I talk about this type of thing a lot,
things like having dialogues written by natives
using only the most common words
so that you're speaking with correct grammar
and correct proper, you know, common idioms
and things like that,
so you're not making mistakes with prepositions
and with common verbs,
which is what a lot of people who are fluent in a language
but not completely idiomatic in the language will do a lot of the time. You want to master that 70%
to 80% as much as possible so that you speak effectively and not awkwardly with the majority
of the language. Now, once that's down, you'll still only be at about 90% of the language, and getting from
there further is very, very difficult. If you think about it, to get to where, let's say, the English
listeners of this podcast are in English, to get to the point where you are in English, you've been
spending your whole life on it. I mean, sure, you haven't been focusing exclusively on your English
skills your whole life, but for you as an English speaker, speaking to the English speakers, it's taken you your whole life to get to where you are.
There are ways to accelerate these things, but the reason you can reach fluency in a language extremely quickly is you can focus on the most important 90% of the language. But to get to that last 10 percent, it takes tens of thousands of words
and deep understanding of idioms to get beyond, let's say, 95 percent of the language. So Mahmoud,
for accelerating that process, what I would start with is studying your target stuff. The target
materials that we've talked about so far are what will get you to fluency.
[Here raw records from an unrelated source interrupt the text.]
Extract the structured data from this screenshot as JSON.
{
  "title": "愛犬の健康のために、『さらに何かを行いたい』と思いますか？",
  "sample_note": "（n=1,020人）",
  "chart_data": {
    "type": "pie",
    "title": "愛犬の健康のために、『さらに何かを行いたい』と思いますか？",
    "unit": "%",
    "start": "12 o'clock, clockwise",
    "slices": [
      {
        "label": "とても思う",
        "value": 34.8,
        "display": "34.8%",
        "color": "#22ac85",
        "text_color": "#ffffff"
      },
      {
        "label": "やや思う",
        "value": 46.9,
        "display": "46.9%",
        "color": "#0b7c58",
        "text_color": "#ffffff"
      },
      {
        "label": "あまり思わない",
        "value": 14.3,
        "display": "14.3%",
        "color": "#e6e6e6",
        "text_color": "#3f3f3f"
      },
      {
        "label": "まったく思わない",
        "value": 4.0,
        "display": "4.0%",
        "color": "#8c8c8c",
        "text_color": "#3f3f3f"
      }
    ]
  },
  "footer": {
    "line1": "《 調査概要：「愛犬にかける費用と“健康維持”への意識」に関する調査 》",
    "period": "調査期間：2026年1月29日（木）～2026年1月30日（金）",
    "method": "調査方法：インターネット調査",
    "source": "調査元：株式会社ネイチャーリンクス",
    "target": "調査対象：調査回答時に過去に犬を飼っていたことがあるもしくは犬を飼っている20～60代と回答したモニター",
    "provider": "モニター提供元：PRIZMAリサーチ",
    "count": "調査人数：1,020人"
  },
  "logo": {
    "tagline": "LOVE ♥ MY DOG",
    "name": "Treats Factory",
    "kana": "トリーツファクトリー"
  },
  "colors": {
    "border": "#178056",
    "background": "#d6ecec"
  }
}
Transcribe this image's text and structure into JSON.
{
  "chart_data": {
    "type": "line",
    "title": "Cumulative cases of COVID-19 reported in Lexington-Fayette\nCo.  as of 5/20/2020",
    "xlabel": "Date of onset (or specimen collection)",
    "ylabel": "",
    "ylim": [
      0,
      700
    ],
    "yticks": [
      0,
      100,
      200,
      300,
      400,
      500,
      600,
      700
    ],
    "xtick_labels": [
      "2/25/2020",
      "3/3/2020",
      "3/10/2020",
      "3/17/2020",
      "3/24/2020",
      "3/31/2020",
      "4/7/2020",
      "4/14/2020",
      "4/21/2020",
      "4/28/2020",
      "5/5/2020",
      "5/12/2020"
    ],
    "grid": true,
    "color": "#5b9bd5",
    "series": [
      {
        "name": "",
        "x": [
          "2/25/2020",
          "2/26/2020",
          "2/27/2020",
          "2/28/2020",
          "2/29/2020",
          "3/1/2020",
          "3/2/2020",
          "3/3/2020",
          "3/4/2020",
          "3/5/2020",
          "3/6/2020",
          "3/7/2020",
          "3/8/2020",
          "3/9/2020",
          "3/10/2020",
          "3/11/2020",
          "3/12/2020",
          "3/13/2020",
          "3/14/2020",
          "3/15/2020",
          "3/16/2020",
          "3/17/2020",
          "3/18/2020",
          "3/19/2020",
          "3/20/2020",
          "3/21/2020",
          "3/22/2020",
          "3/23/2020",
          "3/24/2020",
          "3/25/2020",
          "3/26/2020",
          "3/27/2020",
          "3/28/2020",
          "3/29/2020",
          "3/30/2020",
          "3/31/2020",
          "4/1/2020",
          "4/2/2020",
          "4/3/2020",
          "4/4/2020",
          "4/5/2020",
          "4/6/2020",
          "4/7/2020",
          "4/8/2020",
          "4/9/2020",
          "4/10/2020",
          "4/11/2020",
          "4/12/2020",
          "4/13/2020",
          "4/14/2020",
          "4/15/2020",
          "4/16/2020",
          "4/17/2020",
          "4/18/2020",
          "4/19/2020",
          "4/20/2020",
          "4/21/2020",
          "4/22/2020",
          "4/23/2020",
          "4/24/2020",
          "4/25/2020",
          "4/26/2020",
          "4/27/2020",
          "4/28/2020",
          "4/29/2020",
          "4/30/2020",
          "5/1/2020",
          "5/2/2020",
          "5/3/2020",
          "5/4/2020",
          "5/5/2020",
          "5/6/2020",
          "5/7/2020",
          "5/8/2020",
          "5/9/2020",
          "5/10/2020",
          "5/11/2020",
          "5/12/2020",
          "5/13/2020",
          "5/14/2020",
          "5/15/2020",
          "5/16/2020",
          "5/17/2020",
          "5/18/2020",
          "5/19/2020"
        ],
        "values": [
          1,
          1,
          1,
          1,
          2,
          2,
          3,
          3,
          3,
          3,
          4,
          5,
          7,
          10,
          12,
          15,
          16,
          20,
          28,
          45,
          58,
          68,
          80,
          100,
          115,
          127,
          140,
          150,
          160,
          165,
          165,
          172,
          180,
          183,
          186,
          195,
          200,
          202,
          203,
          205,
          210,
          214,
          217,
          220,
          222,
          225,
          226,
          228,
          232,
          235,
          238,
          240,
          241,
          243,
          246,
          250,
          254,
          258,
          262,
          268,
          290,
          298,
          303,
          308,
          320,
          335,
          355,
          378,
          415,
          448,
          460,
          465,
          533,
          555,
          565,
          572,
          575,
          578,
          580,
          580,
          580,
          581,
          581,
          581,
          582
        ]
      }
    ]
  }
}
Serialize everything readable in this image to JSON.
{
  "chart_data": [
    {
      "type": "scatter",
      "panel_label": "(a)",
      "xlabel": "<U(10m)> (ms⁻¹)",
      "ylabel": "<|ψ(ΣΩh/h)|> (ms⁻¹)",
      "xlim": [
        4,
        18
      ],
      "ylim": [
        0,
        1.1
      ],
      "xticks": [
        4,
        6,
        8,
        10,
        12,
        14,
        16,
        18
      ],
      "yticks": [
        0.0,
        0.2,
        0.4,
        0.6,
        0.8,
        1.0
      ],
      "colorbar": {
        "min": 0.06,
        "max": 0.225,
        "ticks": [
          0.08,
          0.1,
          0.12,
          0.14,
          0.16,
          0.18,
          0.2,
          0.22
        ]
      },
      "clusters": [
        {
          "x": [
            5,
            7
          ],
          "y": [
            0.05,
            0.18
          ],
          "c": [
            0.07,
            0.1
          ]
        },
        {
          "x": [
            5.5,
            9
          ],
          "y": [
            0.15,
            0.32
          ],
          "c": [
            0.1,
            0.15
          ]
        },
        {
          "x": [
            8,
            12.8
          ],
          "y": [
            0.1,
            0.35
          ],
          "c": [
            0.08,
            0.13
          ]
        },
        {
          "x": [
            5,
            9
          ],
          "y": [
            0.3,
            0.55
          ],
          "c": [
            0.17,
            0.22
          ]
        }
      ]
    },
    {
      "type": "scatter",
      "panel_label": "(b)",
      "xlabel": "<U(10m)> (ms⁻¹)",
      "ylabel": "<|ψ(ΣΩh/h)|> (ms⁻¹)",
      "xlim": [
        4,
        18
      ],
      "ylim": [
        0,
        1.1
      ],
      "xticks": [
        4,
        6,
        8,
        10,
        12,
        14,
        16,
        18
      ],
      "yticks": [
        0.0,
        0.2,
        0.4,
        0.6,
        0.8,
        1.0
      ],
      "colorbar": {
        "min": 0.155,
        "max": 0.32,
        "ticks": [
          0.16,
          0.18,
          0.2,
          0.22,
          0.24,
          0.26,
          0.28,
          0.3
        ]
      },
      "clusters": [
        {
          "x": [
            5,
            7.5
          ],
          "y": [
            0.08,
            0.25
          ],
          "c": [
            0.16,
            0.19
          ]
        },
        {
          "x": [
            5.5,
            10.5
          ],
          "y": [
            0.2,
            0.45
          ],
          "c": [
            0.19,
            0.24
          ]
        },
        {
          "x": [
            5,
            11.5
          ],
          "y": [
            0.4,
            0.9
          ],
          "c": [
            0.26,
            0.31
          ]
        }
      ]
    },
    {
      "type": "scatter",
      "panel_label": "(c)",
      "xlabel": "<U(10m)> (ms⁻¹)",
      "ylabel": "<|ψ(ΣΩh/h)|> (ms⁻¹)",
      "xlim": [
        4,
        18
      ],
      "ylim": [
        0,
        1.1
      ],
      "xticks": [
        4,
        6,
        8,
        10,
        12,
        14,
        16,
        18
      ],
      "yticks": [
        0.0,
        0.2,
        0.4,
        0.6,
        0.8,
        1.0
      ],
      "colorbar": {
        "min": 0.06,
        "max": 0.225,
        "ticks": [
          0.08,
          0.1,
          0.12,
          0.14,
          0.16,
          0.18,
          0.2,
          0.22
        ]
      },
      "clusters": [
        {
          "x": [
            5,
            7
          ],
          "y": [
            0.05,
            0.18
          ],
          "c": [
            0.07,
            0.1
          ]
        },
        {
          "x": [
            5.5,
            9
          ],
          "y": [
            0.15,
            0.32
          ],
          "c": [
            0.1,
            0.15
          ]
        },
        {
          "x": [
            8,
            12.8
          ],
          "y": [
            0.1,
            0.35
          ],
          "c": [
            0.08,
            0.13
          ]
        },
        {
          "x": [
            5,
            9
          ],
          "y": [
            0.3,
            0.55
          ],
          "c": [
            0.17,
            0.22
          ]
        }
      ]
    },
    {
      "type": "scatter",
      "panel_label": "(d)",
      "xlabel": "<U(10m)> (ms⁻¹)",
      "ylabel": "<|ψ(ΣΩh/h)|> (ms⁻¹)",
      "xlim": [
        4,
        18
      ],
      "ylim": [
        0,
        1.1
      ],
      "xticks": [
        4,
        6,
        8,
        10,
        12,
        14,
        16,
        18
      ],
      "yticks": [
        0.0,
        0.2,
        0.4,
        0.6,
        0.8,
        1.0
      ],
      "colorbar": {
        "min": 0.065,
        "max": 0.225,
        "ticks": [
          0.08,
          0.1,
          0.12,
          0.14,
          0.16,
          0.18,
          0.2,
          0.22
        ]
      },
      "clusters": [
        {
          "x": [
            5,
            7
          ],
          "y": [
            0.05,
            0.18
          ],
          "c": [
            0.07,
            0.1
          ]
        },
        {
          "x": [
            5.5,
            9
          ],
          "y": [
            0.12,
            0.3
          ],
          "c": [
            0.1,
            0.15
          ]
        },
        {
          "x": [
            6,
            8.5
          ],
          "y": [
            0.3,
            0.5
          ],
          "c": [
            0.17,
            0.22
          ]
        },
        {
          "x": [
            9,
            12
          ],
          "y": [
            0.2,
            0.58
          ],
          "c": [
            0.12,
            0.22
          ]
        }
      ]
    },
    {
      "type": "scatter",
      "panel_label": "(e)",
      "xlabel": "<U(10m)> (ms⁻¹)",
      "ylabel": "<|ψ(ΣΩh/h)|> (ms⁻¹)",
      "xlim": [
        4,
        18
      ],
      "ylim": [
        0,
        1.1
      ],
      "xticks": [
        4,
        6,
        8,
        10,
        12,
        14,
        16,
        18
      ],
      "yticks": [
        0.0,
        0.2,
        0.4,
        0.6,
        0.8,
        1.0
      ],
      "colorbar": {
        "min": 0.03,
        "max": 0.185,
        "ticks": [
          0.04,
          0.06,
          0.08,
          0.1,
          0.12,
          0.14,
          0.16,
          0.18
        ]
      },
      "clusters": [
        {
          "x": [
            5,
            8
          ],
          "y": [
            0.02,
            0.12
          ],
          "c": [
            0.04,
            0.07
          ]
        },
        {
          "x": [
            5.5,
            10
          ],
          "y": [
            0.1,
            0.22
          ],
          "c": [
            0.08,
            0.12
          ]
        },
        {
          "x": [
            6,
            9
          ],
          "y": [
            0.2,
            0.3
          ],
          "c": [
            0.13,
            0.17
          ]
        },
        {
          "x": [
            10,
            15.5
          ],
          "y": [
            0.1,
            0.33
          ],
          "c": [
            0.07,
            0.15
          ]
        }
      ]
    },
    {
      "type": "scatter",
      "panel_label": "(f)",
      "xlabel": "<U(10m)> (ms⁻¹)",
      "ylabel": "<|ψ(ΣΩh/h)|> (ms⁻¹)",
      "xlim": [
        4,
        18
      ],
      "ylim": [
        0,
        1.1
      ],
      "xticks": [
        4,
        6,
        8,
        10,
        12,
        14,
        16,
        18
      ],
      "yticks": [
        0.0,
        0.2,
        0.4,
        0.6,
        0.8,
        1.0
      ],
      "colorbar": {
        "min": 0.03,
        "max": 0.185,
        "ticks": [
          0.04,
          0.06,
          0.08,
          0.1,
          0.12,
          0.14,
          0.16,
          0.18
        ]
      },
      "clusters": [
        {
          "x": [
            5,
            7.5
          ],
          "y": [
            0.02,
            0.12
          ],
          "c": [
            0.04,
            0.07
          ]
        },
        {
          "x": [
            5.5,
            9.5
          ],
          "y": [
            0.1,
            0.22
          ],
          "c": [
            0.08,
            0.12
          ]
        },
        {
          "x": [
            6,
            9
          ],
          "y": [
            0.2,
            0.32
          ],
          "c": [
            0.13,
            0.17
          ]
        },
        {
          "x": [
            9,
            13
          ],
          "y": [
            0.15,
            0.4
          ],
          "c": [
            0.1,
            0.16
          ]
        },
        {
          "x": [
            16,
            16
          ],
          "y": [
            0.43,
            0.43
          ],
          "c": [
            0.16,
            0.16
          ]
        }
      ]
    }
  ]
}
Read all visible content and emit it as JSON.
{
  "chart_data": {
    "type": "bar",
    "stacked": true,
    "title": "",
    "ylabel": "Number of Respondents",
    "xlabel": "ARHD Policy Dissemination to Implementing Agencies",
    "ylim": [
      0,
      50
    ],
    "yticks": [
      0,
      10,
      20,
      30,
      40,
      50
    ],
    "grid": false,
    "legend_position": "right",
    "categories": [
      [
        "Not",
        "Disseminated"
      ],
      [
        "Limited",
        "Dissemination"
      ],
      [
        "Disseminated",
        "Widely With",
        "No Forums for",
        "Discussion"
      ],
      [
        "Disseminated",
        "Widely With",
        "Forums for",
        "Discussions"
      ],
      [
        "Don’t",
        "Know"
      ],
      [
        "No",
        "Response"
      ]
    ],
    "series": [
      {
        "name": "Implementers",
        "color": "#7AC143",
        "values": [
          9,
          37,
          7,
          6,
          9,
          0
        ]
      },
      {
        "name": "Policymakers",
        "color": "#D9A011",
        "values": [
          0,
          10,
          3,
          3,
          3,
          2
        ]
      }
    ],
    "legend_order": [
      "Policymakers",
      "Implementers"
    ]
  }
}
But to get from there to eloquence, your target materials are probably going to be things like,
well, the things that you mentioned, poetry and let's say eloquent speech, anything that where you can actually just focus exclusively on the types of things you're going to be doing, as well as a variety of broader materials, such as, let's say, films in English.
You take the film, but you focus on imitation, not simple absorption.
You're not going to learn simply by absorbing information, by absorbing good English.
You actually have to study it and be able to imitate the idioms that are there. You have to
be able to, say, take a movie quote and be ready to say that exact quote yourself rather than just
knowing what they're saying. There's a huge difference between those two things. That's why
in our Spanish course, for example, we make sure that our students not only understand the dialogues
that they're studying, they could actually say those sentences themselves like a native speaker might say them. So you're going to do the same thing, not just with
things that will get you to fluency, but with the things that will get you to eloquence and to
poetic speech and to the nuances of the language that you're wanting to master.
I would also then practice writing some things that you don't actually officially want to be your official works, like if you're wanting to do poetry, don't write works that you're wanting to publish, but instead some practice materials directly imitating the phrases that you've heard in other poetry from various time periods in English so that you get comfortable using these phrases in an idiomatic way. Then show them to a native speaker who understands eloquent speech and eloquent poetry,
and ask him if it sounds like it was written by a native speaker,
because that's what's really important.
Once you have that down and are comfortable doing that,
you're ready to write your own works and to begin speaking in the language,
using the language effectively like a native speaker.